Pedro Castillo inauguró el desastre y Dina Boluarte lo consolidó

El Perú vive una tragedia política de doble rostro, pero con el mismo origen: Perú Libre. Pedro Castillo abrió el ciclo con un gobierno desastroso, sin rumbo ni capacidad, hasta terminar en prisión. Dina Boluarte lo continuó sin plan de gobierno, sostenida apenas por el blindaje del Congreso. Ambos representan no solo la improvisación en el poder, sino la renuncia absoluta a gobernar. Hoy el país se encuentra secuestrado por bandas criminales, con un Estado reducido a espectador impotente.

El balance es lapidario. Castillo convirtió la presidencia en un terreno de caos y favores, donde el Estado fue desmantelado ministerio por ministerio. Su caída, lejos de marcar un nuevo comienzo, abrió paso a la continuidad del desgobierno. Dina Boluarte asumió sin legitimidad, sin estrategia y sin visión. Su único mérito ha sido sostenerse en Palacio con 2 % de aprobación mundialmente reconocida como un récord negativo. No gobierna: sobrevive, gracias al pacto con un Congreso igual de desprestigiado.

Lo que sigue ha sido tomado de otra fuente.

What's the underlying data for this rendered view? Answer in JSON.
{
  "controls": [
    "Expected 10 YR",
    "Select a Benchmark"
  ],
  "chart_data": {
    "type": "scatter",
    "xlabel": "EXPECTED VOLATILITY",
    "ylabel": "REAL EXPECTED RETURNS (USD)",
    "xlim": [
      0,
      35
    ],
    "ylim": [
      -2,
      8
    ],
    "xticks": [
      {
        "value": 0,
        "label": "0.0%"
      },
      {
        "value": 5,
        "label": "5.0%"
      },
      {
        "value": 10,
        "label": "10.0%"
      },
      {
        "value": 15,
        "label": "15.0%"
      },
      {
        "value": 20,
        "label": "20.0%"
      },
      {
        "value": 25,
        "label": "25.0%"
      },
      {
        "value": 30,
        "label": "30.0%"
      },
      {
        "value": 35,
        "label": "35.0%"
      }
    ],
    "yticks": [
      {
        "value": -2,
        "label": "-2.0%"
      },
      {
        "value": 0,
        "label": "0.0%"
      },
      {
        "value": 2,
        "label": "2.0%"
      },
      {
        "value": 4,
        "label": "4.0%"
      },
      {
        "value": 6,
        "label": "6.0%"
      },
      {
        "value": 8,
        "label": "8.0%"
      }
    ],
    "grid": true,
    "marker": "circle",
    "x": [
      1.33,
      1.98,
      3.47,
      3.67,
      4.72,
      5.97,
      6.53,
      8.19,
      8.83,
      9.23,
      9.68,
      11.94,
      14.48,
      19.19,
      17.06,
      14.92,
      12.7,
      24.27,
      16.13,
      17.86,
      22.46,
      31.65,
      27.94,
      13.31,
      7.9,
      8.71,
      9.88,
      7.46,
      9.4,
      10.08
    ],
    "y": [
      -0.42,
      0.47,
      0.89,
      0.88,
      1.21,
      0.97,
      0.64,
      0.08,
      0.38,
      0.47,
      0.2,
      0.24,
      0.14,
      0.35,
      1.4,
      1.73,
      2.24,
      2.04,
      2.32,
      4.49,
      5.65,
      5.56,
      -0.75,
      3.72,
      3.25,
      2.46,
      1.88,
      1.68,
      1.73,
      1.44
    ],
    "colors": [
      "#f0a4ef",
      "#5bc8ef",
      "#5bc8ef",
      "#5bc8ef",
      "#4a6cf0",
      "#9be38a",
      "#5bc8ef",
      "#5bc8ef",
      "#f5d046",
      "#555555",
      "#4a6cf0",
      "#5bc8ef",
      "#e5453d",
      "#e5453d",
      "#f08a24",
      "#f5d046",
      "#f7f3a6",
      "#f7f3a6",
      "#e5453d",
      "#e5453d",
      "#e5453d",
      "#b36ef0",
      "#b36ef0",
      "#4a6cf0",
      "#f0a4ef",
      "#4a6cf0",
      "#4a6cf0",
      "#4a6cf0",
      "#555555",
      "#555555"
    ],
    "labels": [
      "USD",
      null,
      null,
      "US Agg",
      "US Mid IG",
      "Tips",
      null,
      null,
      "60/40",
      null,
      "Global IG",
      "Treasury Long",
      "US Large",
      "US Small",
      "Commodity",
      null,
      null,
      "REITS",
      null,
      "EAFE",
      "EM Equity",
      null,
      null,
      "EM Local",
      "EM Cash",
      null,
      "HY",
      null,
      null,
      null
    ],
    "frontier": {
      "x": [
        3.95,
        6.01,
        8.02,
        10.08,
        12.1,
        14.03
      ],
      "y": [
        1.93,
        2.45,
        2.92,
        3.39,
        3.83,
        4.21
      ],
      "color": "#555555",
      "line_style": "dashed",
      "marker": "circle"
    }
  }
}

Mientras tanto, el país real está tomado. La criminalidad no solo crece: gobierna. Extorsiones, secuestros, asesinatos y pago de cupos se han convertido en la nueva recaudación nacional. Lo que empezó en bodegas y transportistas ya alcanza a empresarios, colegios y mercados. Las mafias dictan reglas, cobran impuestos paralelos y ejercen justicia de facto. El crimen organizado se ha vuelto más eficiente que el propio Estado.

La corrupción, lejos de ceder, avanza en bloque. Narcotráfico, minería ilegal, tráfico de influencias y prostitución conforman un ecosistema criminal que crece a la vista de todos. La salud colapsa sin medicinas, la educación retrocede con aulas en ruinas y la seguridad es apenas una palabra vacía en los discursos oficiales. El Estado no enfrenta, abdica. Y el gobierno central se limita a mirar el calendario: faltan 336 días para el 28 de julio de 2026, fecha que se ha convertido en la única meta política de Boluarte.

El pacto de sobrevivencia es claro: Boluarte asegura la continuidad del Congreso más repudiado de la historia, y el Congreso garantiza su permanencia en Palacio. Una alianza que no protege al país, sino a ellos mismos. Mientras tanto, la ciudadanía queda atrapada en un limbo de violencia, miseria y desconfianza.

Castillo inauguró el desastre, Boluarte lo consolidó. Ambos son parte del mismo fracaso: la confirmación de que cuando la improvisación llega al poder, el país se convierte en rehén. El Estado no gobierna, el crimen sí. Y cada día que pasa profundiza la fractura entre un poder político que solo busca blindarse y una población que sobrevive a la intemperie.

Reflexión final
Al próximo presidente no le tocará administrar un país, sino rescatarlo de las ruinas. La tarea será refundar instituciones, recuperar el control del territorio y devolverle legitimidad a una democracia en coma. Porque si algo deja en claro el paso de Castillo y Boluarte es que el Perú no soporta más gobiernos de sobrevivencia: necesita uno de reconstrucción. De lo contrario, lo que hoy parece un colapso político se convertirá mañana en un estallido social incontrolable.